Bridget pictured Deidre waving her frantic refusal. The two got along as well as they did because they didn’t speak to each other unless absolutely necessary.
“I should be home at five thirty or so. We can have supper, and then do the will. Wait, Jack will have to be present, too. Let’s do it after the girls are in bed, whenever that is.”
Mara relayed the information and replied. “Jack said that’ll work.”
Of course, it would work for Jack to get the official word that he was to take everything that had once belonged to Penny. What had her aunt been thinking?
Bridget saw Tanya, her account manager, hovering at her office door. “I got to go, ’bye.”
She’d come to the bank to find out in cold dollars and cents where the restaurant stood. By the time Tanya finished with her circles and arrows and negative numbers, Bridget felt as numb as she had when Deidre had called her about Auntie Penny’s death.
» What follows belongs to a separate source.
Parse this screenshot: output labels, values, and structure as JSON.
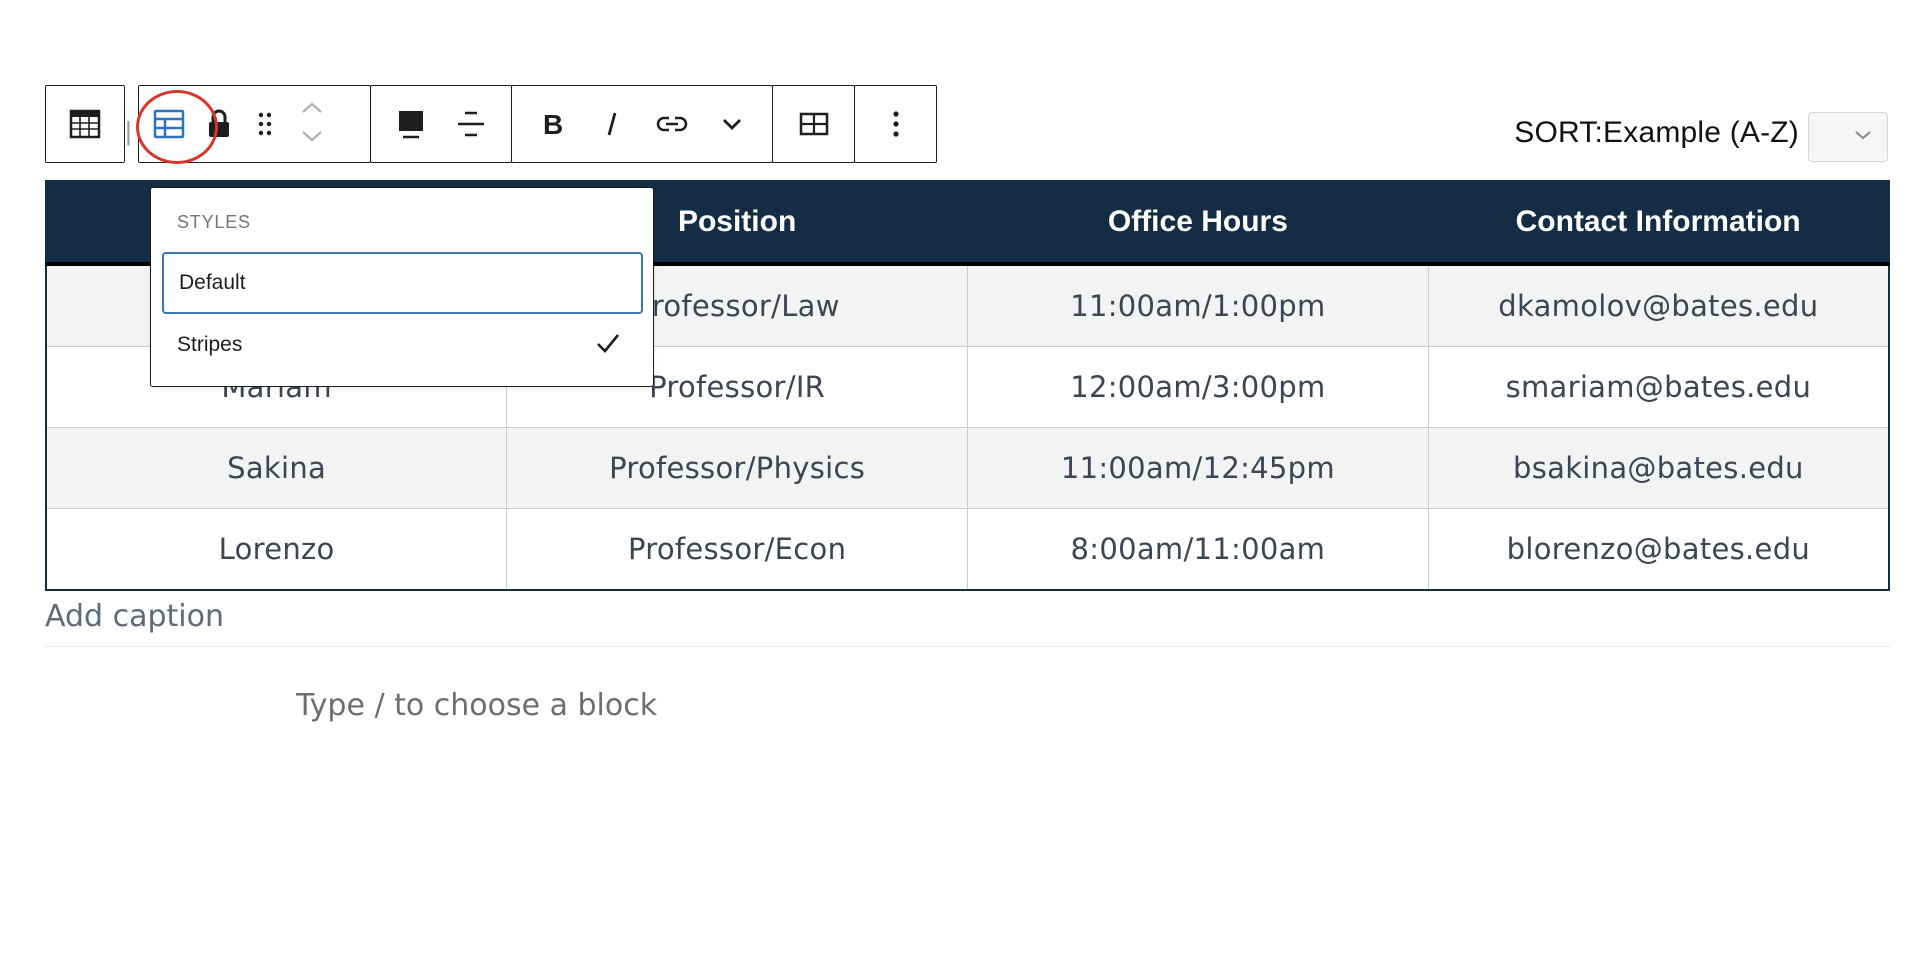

“Your aunt never told you the situation.” Tanya spoke softly, like a doctor delivering a fatal prognosis.
“I knew things were bad. I knew she’d cashed in some of her savings to make payments, but this—”
Bridget couldn’t say it, could barely think it. Two months without mortgage payments, into the third month on the house. Three months of delinquent payments could trigger foreclosure. And this wasn’t a first. Her aunt had done this time and time again in the past two years. The bank had long ago flagged the account.
“If it was up to me,” Tanya said in the same calm manner, “I’d let it ride. But head office in Toronto makes the decisions, and I’ve seen it too often these past years. They follow a formula, a pattern, and yours fits it.”
“Couldn’t we renegotiate? Smaller payments over a longer period. Could I take equity out of the house?” That would work. If Jack agreed.